Query-Aware Learnable Graph Pooling Tokens as Prompt for Large Language Models
Wooyoung Kim, Byungyoon Park, Wooju Kim
TL;DR
This paper addresses the challenge of encoding text-attributed graphs for large language models by introducing Learnable Graph Pooling Tokens (LGPT), a set of trainable tokens that balance fine-grained node information with global graph context. It further proposes Early Query Fusion, which integrates query context before graph embedding, yielding more query-tailored representations.
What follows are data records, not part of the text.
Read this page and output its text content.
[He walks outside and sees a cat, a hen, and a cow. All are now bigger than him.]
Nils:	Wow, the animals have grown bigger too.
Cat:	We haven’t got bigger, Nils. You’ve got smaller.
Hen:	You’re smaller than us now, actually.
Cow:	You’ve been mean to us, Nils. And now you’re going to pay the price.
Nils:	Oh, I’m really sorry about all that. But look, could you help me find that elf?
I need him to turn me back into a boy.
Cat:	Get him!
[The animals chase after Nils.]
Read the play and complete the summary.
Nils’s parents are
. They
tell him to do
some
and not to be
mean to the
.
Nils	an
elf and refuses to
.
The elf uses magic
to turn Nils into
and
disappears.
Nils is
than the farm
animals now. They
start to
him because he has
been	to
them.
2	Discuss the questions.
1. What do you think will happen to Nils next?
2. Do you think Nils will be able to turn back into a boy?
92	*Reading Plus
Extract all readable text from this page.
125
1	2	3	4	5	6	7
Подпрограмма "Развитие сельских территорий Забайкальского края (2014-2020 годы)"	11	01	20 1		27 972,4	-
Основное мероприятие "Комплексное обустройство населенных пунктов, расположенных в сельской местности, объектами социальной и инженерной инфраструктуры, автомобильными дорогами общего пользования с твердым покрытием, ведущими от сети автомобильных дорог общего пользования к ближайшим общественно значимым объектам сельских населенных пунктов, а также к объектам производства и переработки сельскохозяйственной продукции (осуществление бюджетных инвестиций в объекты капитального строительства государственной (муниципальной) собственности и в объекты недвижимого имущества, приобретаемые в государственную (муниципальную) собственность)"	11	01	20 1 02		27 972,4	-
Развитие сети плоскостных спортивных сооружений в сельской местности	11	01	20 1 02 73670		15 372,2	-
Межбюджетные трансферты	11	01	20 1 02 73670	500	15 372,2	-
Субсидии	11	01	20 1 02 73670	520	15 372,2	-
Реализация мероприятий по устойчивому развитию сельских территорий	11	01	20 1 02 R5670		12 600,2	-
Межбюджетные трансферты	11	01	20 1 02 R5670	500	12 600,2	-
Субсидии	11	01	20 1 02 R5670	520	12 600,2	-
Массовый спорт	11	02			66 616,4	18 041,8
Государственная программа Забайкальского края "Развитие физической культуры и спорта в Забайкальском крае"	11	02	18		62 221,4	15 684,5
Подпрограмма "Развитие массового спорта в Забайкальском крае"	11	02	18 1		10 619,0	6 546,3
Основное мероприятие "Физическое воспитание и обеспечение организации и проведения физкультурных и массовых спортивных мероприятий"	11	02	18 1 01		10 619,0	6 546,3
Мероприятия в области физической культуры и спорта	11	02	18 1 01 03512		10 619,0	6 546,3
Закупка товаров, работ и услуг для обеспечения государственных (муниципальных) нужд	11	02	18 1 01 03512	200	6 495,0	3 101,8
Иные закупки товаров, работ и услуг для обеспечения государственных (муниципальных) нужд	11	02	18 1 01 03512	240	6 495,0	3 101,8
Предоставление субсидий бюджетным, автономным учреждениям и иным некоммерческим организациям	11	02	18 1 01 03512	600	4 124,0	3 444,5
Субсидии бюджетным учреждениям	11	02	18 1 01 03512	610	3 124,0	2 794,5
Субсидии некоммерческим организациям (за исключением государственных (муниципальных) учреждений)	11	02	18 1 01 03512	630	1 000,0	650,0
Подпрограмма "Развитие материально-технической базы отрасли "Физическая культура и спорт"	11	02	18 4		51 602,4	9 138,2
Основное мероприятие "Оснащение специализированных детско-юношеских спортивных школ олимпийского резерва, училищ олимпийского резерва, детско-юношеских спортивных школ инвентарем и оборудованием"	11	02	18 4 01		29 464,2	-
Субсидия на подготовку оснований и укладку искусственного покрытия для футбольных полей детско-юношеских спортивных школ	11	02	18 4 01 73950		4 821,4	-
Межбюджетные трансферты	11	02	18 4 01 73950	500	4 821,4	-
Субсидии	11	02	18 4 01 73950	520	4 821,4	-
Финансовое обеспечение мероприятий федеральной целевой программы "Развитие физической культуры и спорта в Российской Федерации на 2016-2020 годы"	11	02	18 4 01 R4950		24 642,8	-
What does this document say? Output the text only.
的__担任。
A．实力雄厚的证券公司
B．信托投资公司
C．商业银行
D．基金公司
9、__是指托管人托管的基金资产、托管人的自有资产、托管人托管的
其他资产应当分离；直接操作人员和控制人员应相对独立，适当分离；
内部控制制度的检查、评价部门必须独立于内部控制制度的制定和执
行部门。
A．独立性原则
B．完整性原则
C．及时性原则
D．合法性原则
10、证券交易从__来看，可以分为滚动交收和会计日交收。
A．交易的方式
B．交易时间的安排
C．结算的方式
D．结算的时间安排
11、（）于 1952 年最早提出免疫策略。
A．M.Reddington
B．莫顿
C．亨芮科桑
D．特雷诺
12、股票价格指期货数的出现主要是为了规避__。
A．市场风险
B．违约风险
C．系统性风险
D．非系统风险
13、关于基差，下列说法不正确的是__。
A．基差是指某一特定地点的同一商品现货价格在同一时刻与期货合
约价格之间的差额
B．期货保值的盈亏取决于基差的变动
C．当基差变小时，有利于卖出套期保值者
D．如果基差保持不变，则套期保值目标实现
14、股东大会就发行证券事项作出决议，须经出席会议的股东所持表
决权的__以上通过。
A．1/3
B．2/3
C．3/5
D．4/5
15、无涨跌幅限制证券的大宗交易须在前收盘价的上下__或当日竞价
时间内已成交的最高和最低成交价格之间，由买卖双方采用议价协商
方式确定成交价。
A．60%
Together, LGPT and Early Query Fusion improve Graph QA performance, achieving an average gain of $4.13\%$ on GraphQA without training the LLM and demonstrating robustness under LoRA-based LLM training. The approach offers a scalable alternative to node-level and single-vector graph representations, maintaining low complexity while reducing information loss in graph-to-text prompting. These findings advance practical graph reasoning with LLMs in diverse domains, including scene graphs and knowledge graphs.
Abstract
Graph-structured data plays a vital role in numerous domains, such as social networks, citation networks, commonsense reasoning graphs and knowledge graphs. While graph neural networks have been employed for graph processing, recent advancements have explored integrating large language models for graph-based tasks. In this paper, we propose a novel approach named Learnable Graph Pooling Token (LGPT), which addresses the limitations of the scalability issues in node-level projection and information loss in graph-level projection. LGPT enables flexible and efficient graph representation by introducing learnable parameters that act as tokens in large language models, balancing fine-grained and global graph information. Additionally, we investigate an Early Query Fusion technique, which fuses query context before constructing the graph representation, leading to more effective graph embeddings. Our method achieves a 4.13\% performance improvement on the GraphQA benchmark without training the large language model, demonstrating significant gains in handling complex textual-attributed graph data.